The decision by the Reserve Bank of India (RBI) to cut the benchmark interest rate by 0.25 per cent to 7.75 per cent, although small, will boost the overall sentiment in the real estate market, the industry felt. The liquidity-starved industry has seen increasing non-performing assets (NPAs) and banks have been wary of increasing their exposure to it.
The rate cut is also an indicator that inflation is now under control and that the government is keen on initiating steps to boost economic growth, felt experts.
“It is a small step but reflects positive intent and sends the right signals,’’ Lalit Kumar Jain, President, Confederation of Real Estate Developers’ Associations of India (CREDAI) said, adding, ``currently the effective rate is around 10.25 per cent as banks are not passing on the rates fully. The industry cannot sustain business at a rate above 8 per cent and we are sure the rate will be brought down further.’’
The move is expected to instill hope and confidence in the real estate industry. "However, the impact of this move on the real estate sector will be manifested only when commercial banks lower their lending rates. Leading banks may actually lead the obvious reduction,’’ said Sanjay Dutt, executive MD – South Asia, Cushman & Wakefield, a real estate consultancy. He expected demand from end-users to take a bit longer to actually transform into active buying.
Mr.
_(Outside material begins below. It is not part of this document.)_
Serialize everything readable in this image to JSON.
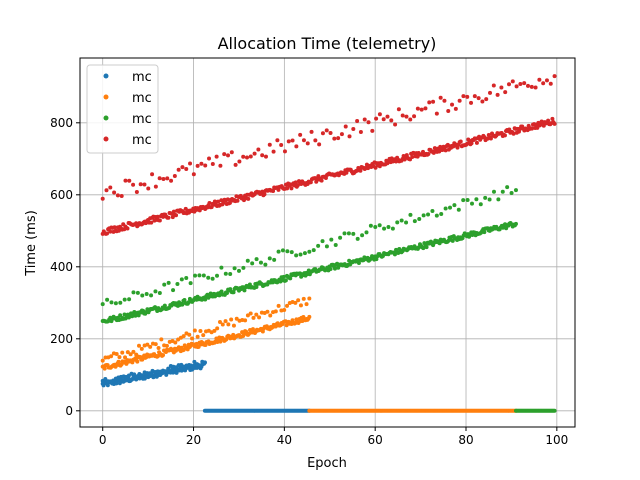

Jain said a reduction of 200 basis points within a short span is needed. "RBI should look at the housing sector favorably given its linkages. It needs a policy for project funding to developers and has to take into consideration the market’s cyclical nature.’’
"I expect this cut in interest rate to be the first of several t come and these will cumulatively make a big difference to home loan borrowers,’’ said Anuj Puri, Chairman, JLL India, a real estate consultancy. "As of now, the current rate cut has helped revive market sentiment, which is very timely.’’ EOM.